There are many people out there who really want to help other people change/be happier. Some of them are professionals some simply fall into the “helping role” because of their desire to be of service. Most have noble unselfish reasons for doing this. Yet the wish to help does not mean we always do it effectively. In fact, it is quite easy to actually put someone off making a change that they are uncertain about if the “helping” party behaves in a certain way.
You see, people who are “stuck” or shall we say “ambivalent” about change, generally want two things that are incompatible, or that they both want and don’t want at the same time! In comes the helper, armed with the knowledge of what is “good” for their friend/client and proceeds to push them in the “right” direction.
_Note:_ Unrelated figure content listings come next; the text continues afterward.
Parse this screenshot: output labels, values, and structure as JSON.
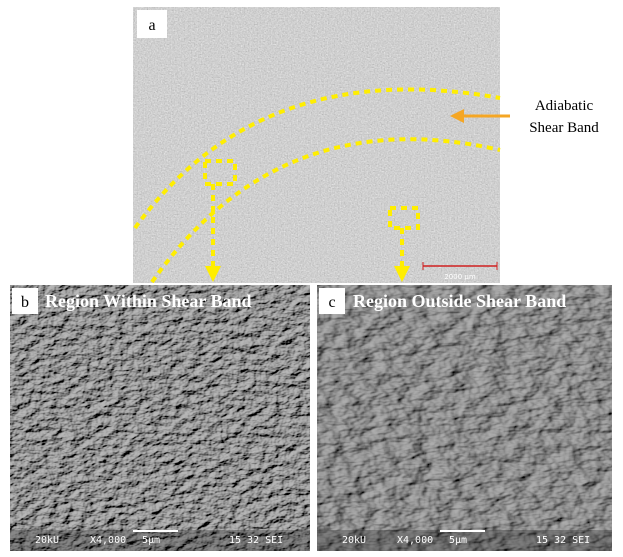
{
  "panel_a": {
    "label": "a",
    "scale_bar": "2000 µm",
    "annotation": [
      "Adiabatic",
      "Shear Band"
    ]
  },
  "panel_b": {
    "label": "b",
    "title": "Region Within Shear Band",
    "footer": [
      "20kU",
      "X4,000",
      "5µm",
      "15 32 SEI"
    ]
  },
  "panel_c": {
    "label": "c",
    "title": "Region Outside Shear Band",
    "footer": [
      "20kU",
      "X4,000",
      "5µm",
      "15 32 SEI"
    ]
  }
}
Funny how after the well-meaning advice from the helping friend, the individual often runs in the other direction!
What is important to understand is that human nature is very complex yet one of our most basic drives is for independence/control/autonomy.. And that means, we rarely like being told what to do!! Even though we may ask someone what they think we should do! What we really want is to be able to come up with our own reasons for making a decision, based on our personal values and beliefs. We don’t want to be persuaded or convinced of what to do. So how can we help as a well-meaning outside party? Well let’s start with what doesn’t work.
The following list may seem like harmless enough approaches, yet all can prevent the listener from moving forward:
- Ordering, directing
- Giving advice, making suggestions, providing solutions
- Persuading with logic, arguing or lecturing
- Moralising or telling them what they “should” do
- Disagreeing, judging, criticising or blaming (anyone)
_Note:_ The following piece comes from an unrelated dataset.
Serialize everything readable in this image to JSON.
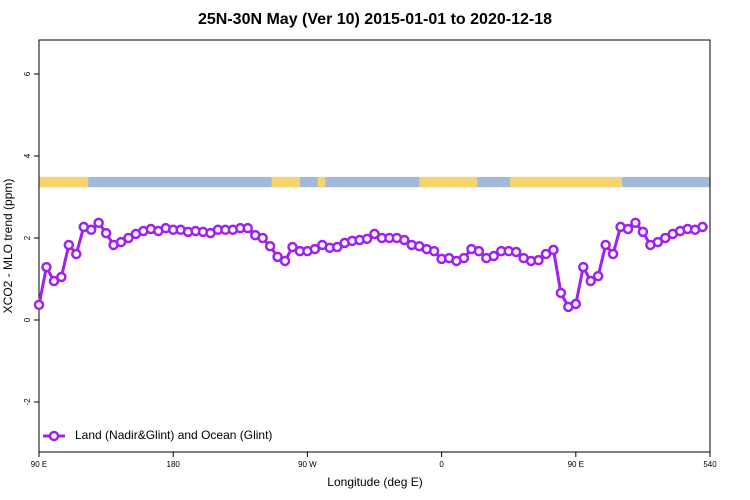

- Shaming, ridiculing or labeling
- Interpreting or analysing
- Reassuring, sympathising or consoling
- Withdrawing, distracting or changing the subject!
So what’s left??
Five simple things we can do that may help someone make an important decision when we accept that only they know what is important for them.
- Ask open questions (can’t be answered with one word or a grunt!)
- Listen and reflect what they have just said back to them (like a mirror but without any from the above list layering the content!
- Acknowledge their strengths
- Summarise what you hear them say
- Have compassion and give them space.
So next time we are tempted to jump in and “fix” a person’s problems, stop for a minute and ask whether what we plan to do is really useful or if there could be a different approach.
Ref: Miller and Rollnick, Motivational Interviewing 2013.